A Organização para a Cooperação e Desenvolvimento Econômico (OECD) orienta ainda que, a fim de tornar a política comercial mais sensível às questões de gênero – e assim garantir que as mulheres também se beneficiem da liberalização comercial e, ao mesmo tempo, contribuam para o avanço desta agenda – faz-se necessário promover a participação feminina nas negociações comerciais, implementar estratégias nacionais de exportação sensíveis ao gênero, apoiar setores específicos de particular interesse e participação feminina, fomentar a criação e a manutenção de redes empresariais femininas e os serviços de desenvolvimento de negócios sensíveis ao gênero.

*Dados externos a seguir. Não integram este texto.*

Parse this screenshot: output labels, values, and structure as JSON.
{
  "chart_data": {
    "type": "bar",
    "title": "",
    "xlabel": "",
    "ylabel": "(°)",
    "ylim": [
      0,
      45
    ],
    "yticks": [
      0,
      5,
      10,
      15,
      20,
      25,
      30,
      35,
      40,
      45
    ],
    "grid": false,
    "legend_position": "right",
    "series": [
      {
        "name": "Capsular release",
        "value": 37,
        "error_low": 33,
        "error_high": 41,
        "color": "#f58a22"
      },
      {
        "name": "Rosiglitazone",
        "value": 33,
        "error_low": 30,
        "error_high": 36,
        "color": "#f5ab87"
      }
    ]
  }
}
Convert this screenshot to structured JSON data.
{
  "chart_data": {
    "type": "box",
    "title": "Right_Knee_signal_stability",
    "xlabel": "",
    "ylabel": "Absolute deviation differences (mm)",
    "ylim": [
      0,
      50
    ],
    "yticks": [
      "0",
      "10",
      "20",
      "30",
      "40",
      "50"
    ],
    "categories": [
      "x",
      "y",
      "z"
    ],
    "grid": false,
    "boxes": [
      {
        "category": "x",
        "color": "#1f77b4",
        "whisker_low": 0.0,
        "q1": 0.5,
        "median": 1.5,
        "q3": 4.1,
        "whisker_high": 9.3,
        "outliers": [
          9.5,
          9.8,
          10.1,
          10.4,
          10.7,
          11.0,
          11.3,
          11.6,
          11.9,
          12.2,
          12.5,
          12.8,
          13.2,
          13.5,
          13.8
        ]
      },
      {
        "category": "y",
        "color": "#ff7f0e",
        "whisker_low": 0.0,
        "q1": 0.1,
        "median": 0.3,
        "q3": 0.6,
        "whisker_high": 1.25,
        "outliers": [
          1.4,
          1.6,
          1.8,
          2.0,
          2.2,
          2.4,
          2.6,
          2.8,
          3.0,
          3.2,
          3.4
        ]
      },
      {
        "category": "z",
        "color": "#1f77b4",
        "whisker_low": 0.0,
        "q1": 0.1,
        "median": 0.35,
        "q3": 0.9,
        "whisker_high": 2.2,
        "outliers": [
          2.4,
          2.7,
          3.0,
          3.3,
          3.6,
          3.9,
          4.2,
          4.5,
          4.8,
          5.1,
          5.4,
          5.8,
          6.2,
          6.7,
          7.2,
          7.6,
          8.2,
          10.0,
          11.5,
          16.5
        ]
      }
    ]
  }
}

Como a ONU, a OMC e a OCDE, também outras organizações internacionais têm exercido papel fundamental para colaborar com os governos a alcançar o ODS5. Ao redor do mundo, é possível indicar importantes iniciativas para a promoção da igualdade de gênero, principalmente no ambiente do comércio internacional. Como exemplo, citamos o SheTrades, do International Trade Centre (ITC) e the Association of Women in International Trade.
Inspirado nestas iniciativas, em 2017, foi criada, no Brasil, a iniciativa Women Inside Trade Brasil (WIT) com o intuito de contribuir para o empoderamento econômico feminino, influenciando e fortalecendo o ambiente de comércio internacional e dando maior publicidade aos trabalhos realizados por mulheres profissionais desta área de atuação. Idealizada pela Diretora de Comércio Internacional da Barral M Jorge Consultores Associados (BMJ), a Dra. Renata Amaral, a iniciativa reúne hoje mais de 80 mulheres do Governo Federal, do setor produtivo e da academia, e tem sido um espaço produtivo de troca de informações e reflexões.
Autora(s):
Andrezza Fontoura é advogada especialista em Relações Internacionais pela UnB e co-fundadora da iniciativa Women Inside Trade.
Verônica Prates é internacionalista com especialização em Comércio Exterior pela FGV e co-fundadora da iniciativa Women Inside Trade.
*Artigo originalmente publicado no Portal Comex do Brasil em março de 2018.